Nous, nous sommes immergés dans la société ivoirienne et c’est nous qui avons des problèmes. C’est nous qui avons un avenir à construire pour notre pays et pour son peuple. Les chancelleries sont là pour nous aider. Cela signifie que nos lectures de la situation nationale peuvent varier, notre approche des choses peut varier. C’est à nous de leur expliquer et c’est ce que nous faisons depuis quelques jours. Nous avons rencontré l’ambassadeur des Etats unis. Nous avons reçu positivement les critiques de l’ambassade des Etats-Unis comme la manifestation d’un vif désir de voir la Côte d’Ivoire avancer et de voir la paix s’installer dans le pays. En retour, nous lui avons expliqué pour quelles raisons nous adoptons cette démarche. Nous avons bien montré que c’est la démarche que nous empruntons qui peut garantir et pérenniser cette paix et cette stabilité.
La Jeunesse du Fpi parle d’assaut final. A quoi renvoie l’expression ?
Le Fpi n’est pas au stade de l’assaut final. Pour le moment, le parti est au stade du boycott du Recensement, de la dissolution de la Commission dialogue, vérité et réconciliation (Cdvr), de la démission du ministre de l’Intérieur et de l’exigence d’un dialogue politique franc et sincère avec l’appui d’un médiateur. Voilà ce que le comité central a décidé. Le comité central a décidé en même temps, que les réactions du Fpi seront graduelles. Voilà la première phase. Nous sommes à cette phase et nous attendons les résultats de cette phase.
Justin Koua, Secrétaire national par intérim de la Jfpi, parle pourtant d’assaut final…
Je ne l’ai pas entendu dire cela.
Si, il l’a dit et cela a été relayé dans nos colonnes. Il a même précisé que cet assaut final est prévu pour le 5 juin à la Place de la République.
Je ne l’ai pas entendu dire cela. Au surplus, le comité central du Fpi n’a pris aucune décision portant sur un «assaut final».
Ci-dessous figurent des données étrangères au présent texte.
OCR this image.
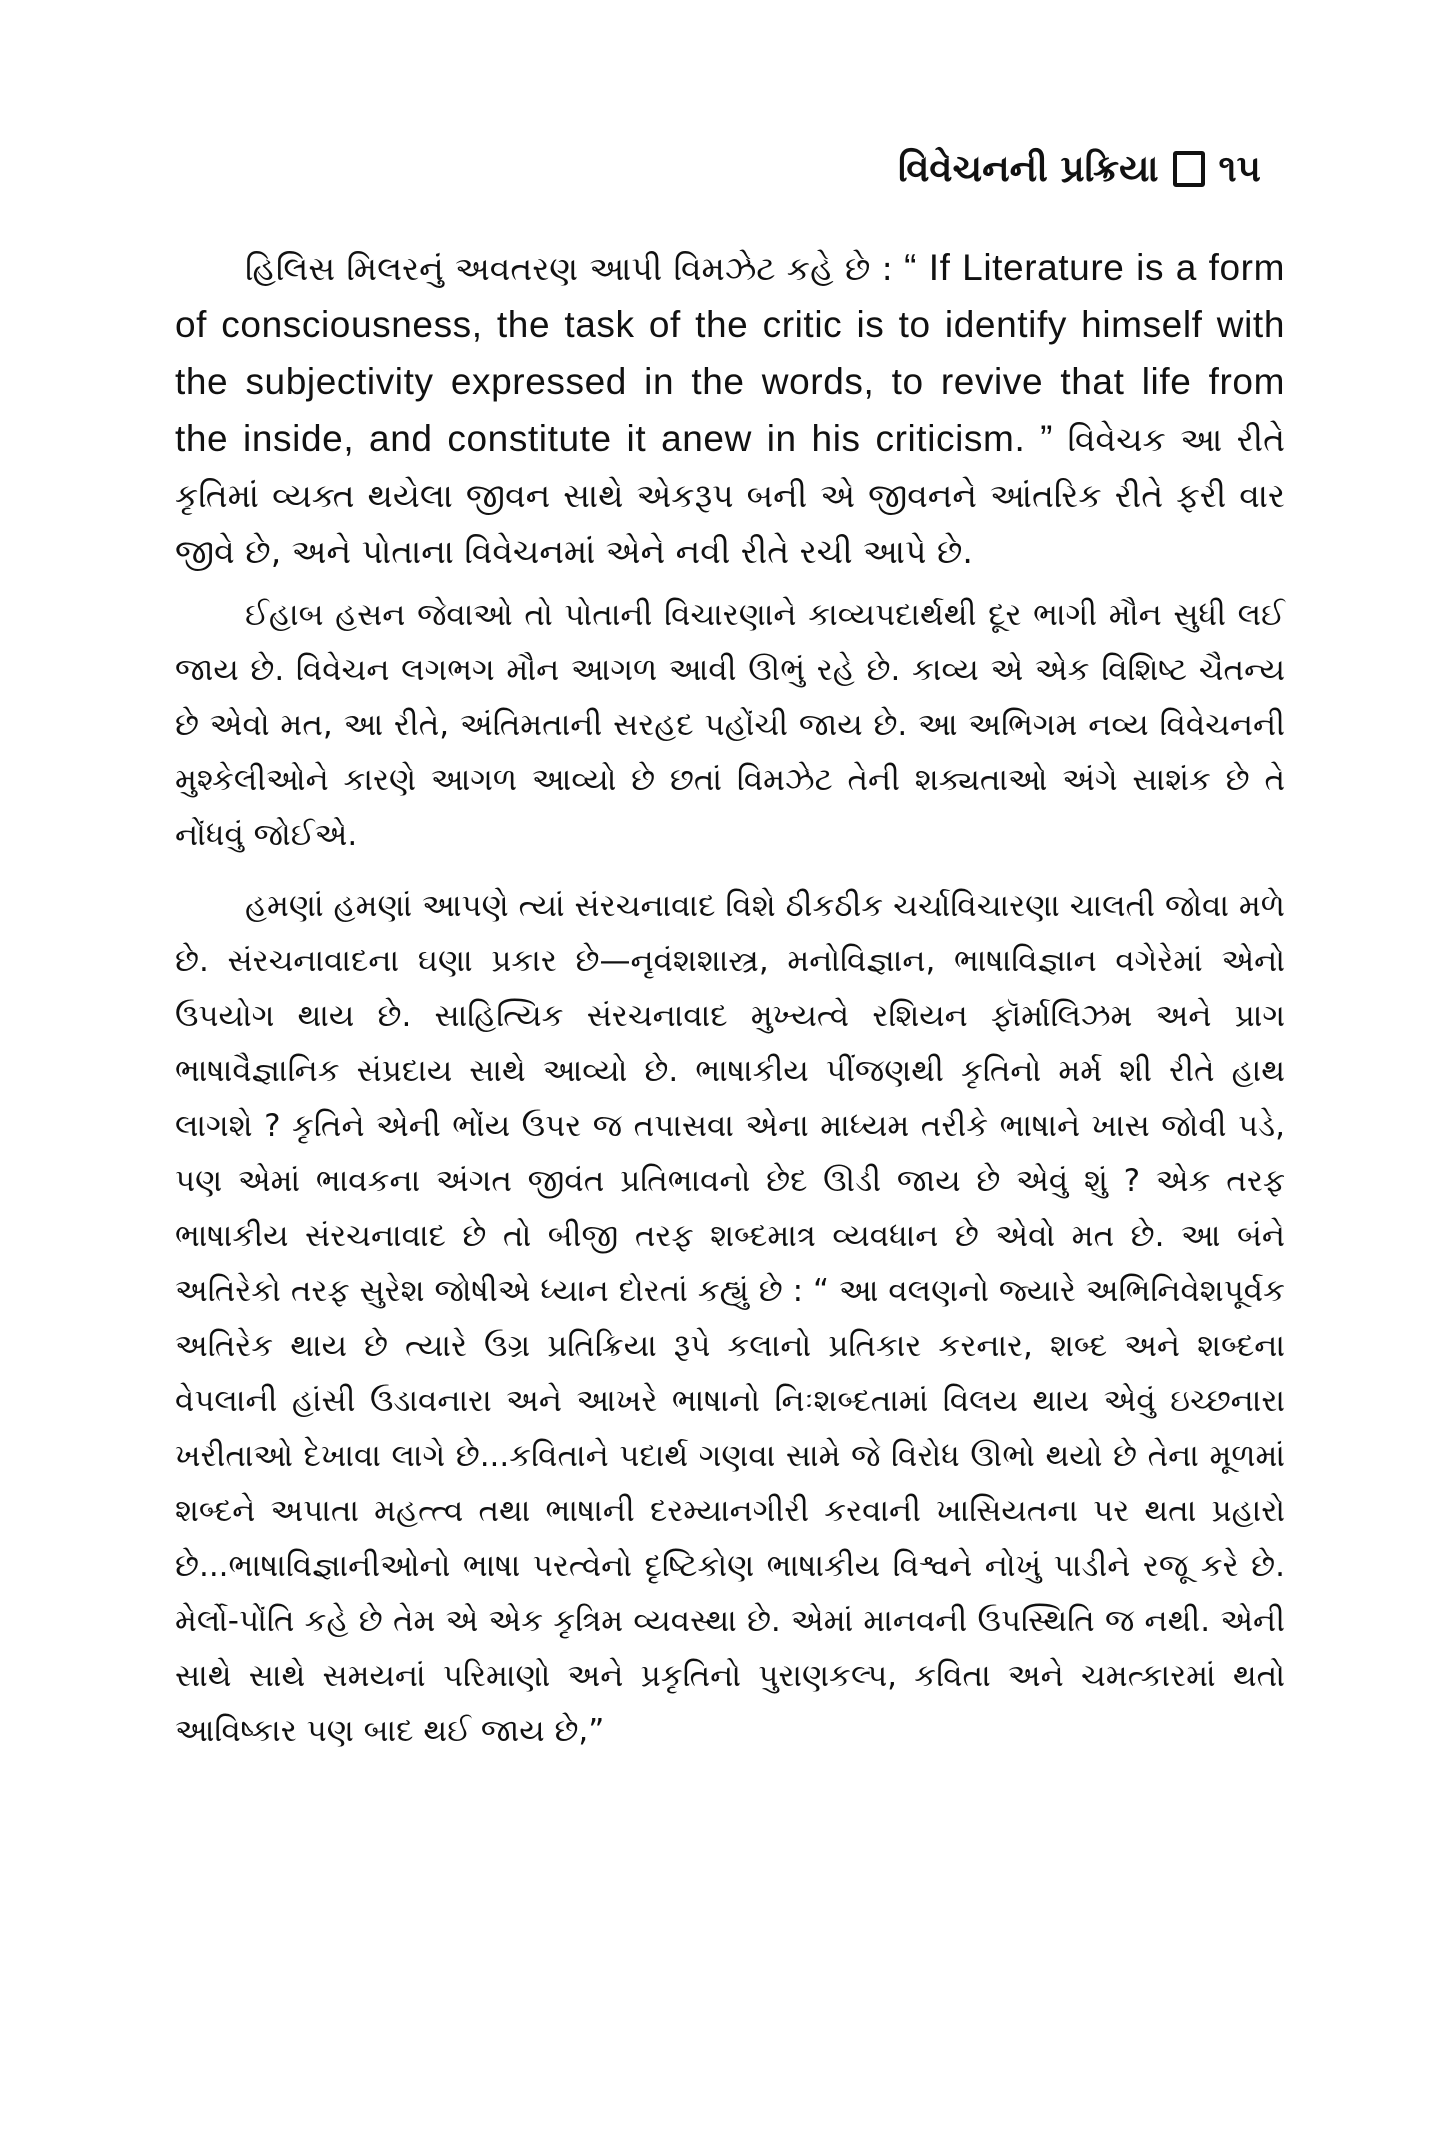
વિવેચનની પ્રક્રિયા ૧૫

હિલિસ મિલરનું અવતરણ આપી વિમઝેટ કહે છે : “ If Literature is a form of consciousness, the task of the critic is to identify himself with the subjectivity expressed in the words, to revive that life from the inside, and constitute it anew in his criticism. ” વિવેચક આ રીતે કૃતિમાં વ્યક્ત થયેલા જીવન સાથે એકરૂપ બની એ જીવનને આંતરિક રીતે ફરી વાર જીવે છે, અને પોતાના વિવેચનમાં એને નવી રીતે રચી આપે છે.

ઈહાબ હસન જેવાઓ તો પોતાની વિચારણાને કાવ્યપદાર્થથી દૂર ભાગી મૌન સુધી લઈ જાય છે. વિવેચન લગભગ મૌન આગળ આવી ઊભું રહે છે. કાવ્ય એ એક વિશિષ્ટ ચૈતન્ય છે એવો મત, આ રીતે, અંતિમતાની સરહદ પહોંચી જાય છે. આ અભિગમ નવ્ય વિવેચનની મુશ્કેલીઓને કારણે આગળ આવ્યો છે છતાં વિમઝેટ તેની શક્યતાઓ અંગે સાશંક છે તે નોંધવું જોઈએ.

હમણાં હમણાં આપણે ત્યાં સંરચનાવાદ વિશે ઠીકઠીક ચર્ચાવિચારણા ચાલતી જોવા મળે છે. સંરચનાવાદના ઘણા પ્રકાર છે—નૃવંશશાસ્ત્ર, મનોવિજ્ઞાન, ભાષાવિજ્ઞાન વગેરેમાં એનો ઉપયોગ થાય છે. સાહિત્યિક સંરચનાવાદ મુખ્યત્વે રશિયન ફૉર્માલિઝમ અને પ્રાગ ભાષાવૈજ્ઞાનિક સંપ્રદાય સાથે આવ્યો છે. ભાષાકીય પીંજણથી કૃતિનો મર્મ શી રીતે હાથ લાગશે ? કૃતિને એની ભોંય ઉપર જ તપાસવા એના માધ્યમ તરીકે ભાષાને ખાસ જોવી પડે, પણ એમાં ભાવકના અંગત જીવંત પ્રતિભાવનો છેદ ઊડી જાય છે એવું શું ? એક તરફ ભાષાકીય સંરચનાવાદ છે તો બીજી તરફ શબ્દમાત્ર વ્યવધાન છે એવો મત છે. આ બંને અતિરેકો તરફ સુરેશ જોષીએ ધ્યાન દોરતાં કહ્યું છે : “ આ વલણનો જ્યારે અભિનિવેશપૂર્વક અતિરેક થાય છે ત્યારે ઉગ્ર પ્રતિક્રિયા રૂપે કલાનો પ્રતિકાર કરનાર, શબ્દ અને શબ્દના વેપલાની હાંસી ઉડાવનારા અને આખરે ભાષાનો નિઃશબ્દતામાં વિલય થાય એવું ઇચ્છનારા ખરીતાઓ દેખાવા લાગે છે...કવિતાને પદાર્થ ગણવા સામે જે વિરોધ ઊભો થયો છે તેના મૂળમાં શબ્દને અપાતા મહત્ત્વ તથા ભાષાની દરમ્યાનગીરી કરવાની ખાસિયતના પર થતા પ્રહારો છે...ભાષાવિજ્ઞાનીઓનો ભાષા પરત્વેનો દૃષ્ટિકોણ ભાષાકીય વિશ્વને નોખું પાડીને રજૂ કરે છે. મેર્લો-પોંતિ કહે છે તેમ એ એક કૃત્રિમ વ્યવસ્થા છે. એમાં માનવની ઉપસ્થિતિ જ નથી. એની સાથે સાથે સમયનાં પરિમાણો અને પ્રકૃતિનો પુરાણકલ્પ, કવિતા અને ચમત્કારમાં થતો આવિષ્કાર પણ બાદ થઈ જાય છે,”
Jeannot Ahoussou demande que vous évitiez de prononcer des «discours mortifères». N’est-ce pas vrai que vos discours sont souvent durs ?
C’est un adversaire politique. N’attendez pas de lui un avis objectif sur mon discours. Le ministre d’Etat Ahoussou a dit pire que cela. Il a dit que nous étions des assassins et que si nous étions remis en liberté, on assassinerait tous les Ivoiriens. Depuis que je suis sorti de prison, combien de personnes j’ai eu à assassiner au Pdci et au Rdr?
Mais quand vous dites à un meeting à Bonoua que la Côte d’Ivoire de la rébellion est au pouvoir, n’est-ce pas là un discours propice à agrandir le fossé entre vous et le pouvoir?
En toute objectivité et si nous voulons sortir de la langue de bois, du politiquement correct, voire sortir d’une forme de lâcheté, est-ce que ce discours est faux ? Ce sont bien ceux qui ont pris les armes le 19 septembre 2002 qui sont au pouvoir aujourd’hui et qui dirigent les institutions. Ce sont des faits. Et, de ce point de vue, je n’invente rien. Guillaume Soro lui-même l’avait revendiqué en publiant un livre témoignage intitulé: «Pourquoi je suis devenu rebelle». Assumons notre histoire en toute objectivité et en toute responsabilité.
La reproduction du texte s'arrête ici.